SACRO & PROFANO

Veleni e "manine" agitano la Chiesa torinese per il post Nosiglia

Dietro la vicenda delle presunte vocazioni forzate, conclusa con il completo proscioglimento dei tre preti, la guerra interna alla diocesi tra la frangia progressista e il settore più ortodosso e tradizionale. Ecco perché la successione è complicata

Nell’ambiente ecclesiastico torinese (e non solo) sta suscitando un certo clamore la notizia di qualche giorno fa circa l’archiviazione, disposta dal sostituto procuratore Marco Sanini, del procedimento penale per violenza privata contro tre preti di Torino accusati di aver “forzato” delle vocazioni femminili alla vita religiosa. Dopo un’inchiesta durata più di un anno, il giudice ha stabilito che nessuna pressione psicologica è stata esercitata sulle ragazze e nessuna costrizione da parte di don  Salvatore Vitiello, don Damiano Cavallaro e don Luciano Tiso, i quali erano stati già sottoposti ad una indagine canonica, poi trasmessa a Roma, dov’è era stato appurato che le giovani avevano deciso di intraprendere o di rinunciare alla vita religiosa in piena libertà.

Fin dall’inizio, l’impressione in gran parte del clero è che, dietro a tutta la storia e alla connessa campagna mediatica, si celasse una “manina” clericale o meglio una guerra ecclesiale a tutto campo per colpire non solo i tre sacerdoti ma, in vista dell’arrivo del nuovo vescovo, tutto il settore più ortodosso e tradizionale del clero diocesano, non numeroso ma, a fronte del disastro della pastorale “progressista”, destinato sempre più a contare nella geografia ecclesiale.

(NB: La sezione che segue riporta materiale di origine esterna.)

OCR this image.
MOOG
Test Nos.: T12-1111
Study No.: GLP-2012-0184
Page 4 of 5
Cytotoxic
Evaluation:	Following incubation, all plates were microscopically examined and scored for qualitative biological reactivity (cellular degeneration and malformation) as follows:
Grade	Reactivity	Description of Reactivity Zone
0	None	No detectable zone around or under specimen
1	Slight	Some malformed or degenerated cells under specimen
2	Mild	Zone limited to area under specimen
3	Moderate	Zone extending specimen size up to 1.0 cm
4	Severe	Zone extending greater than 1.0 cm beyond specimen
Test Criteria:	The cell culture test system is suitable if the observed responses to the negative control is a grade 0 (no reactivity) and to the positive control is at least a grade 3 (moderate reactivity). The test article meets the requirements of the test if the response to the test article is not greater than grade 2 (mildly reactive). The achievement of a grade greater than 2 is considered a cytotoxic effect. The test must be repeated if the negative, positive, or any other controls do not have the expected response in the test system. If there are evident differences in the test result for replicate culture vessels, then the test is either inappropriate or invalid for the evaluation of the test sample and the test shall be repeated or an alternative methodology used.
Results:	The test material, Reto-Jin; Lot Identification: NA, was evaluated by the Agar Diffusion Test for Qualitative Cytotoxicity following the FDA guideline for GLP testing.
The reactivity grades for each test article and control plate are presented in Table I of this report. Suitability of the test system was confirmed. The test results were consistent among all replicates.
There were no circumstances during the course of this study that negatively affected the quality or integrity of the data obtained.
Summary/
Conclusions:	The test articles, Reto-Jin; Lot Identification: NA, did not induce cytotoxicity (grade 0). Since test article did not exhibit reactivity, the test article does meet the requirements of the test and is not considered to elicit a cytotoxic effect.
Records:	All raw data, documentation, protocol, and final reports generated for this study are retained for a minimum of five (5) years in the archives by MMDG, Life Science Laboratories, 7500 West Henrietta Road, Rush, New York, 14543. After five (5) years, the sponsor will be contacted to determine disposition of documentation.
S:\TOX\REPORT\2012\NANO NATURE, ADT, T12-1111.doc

Del fatto si discusse durante un consiglio presbiterale ma in termini assai sfumati. Forse chi stava dietro alle accuse, temeva sarebbero  riemersi antichi scenari di manipolazione psicologica che agli inizi degli anni Novanta turbarono la vita del seminario maggiore e portarono il cardinale Giovanni Saldarini alla sostituzione del rettore don Sergio Boarino, scomparso nel 2018. Oggi quei seminaristi sono preti, ricoprono incarichi di prestigio in diocesi e costituiscono un gruppo influente e coeso. E non è detto che su quella vecchia vicenda Roma, cioè il Vaticano, non fosse stato adeguatamente informato. Anche da questo fatto, apparentemente marginale per il mondo laico, si può capire molto bene perché la scelta del nuovo arcivescovo di Torino, da parte di Papa Francesco, si presenti così complessa e difficile.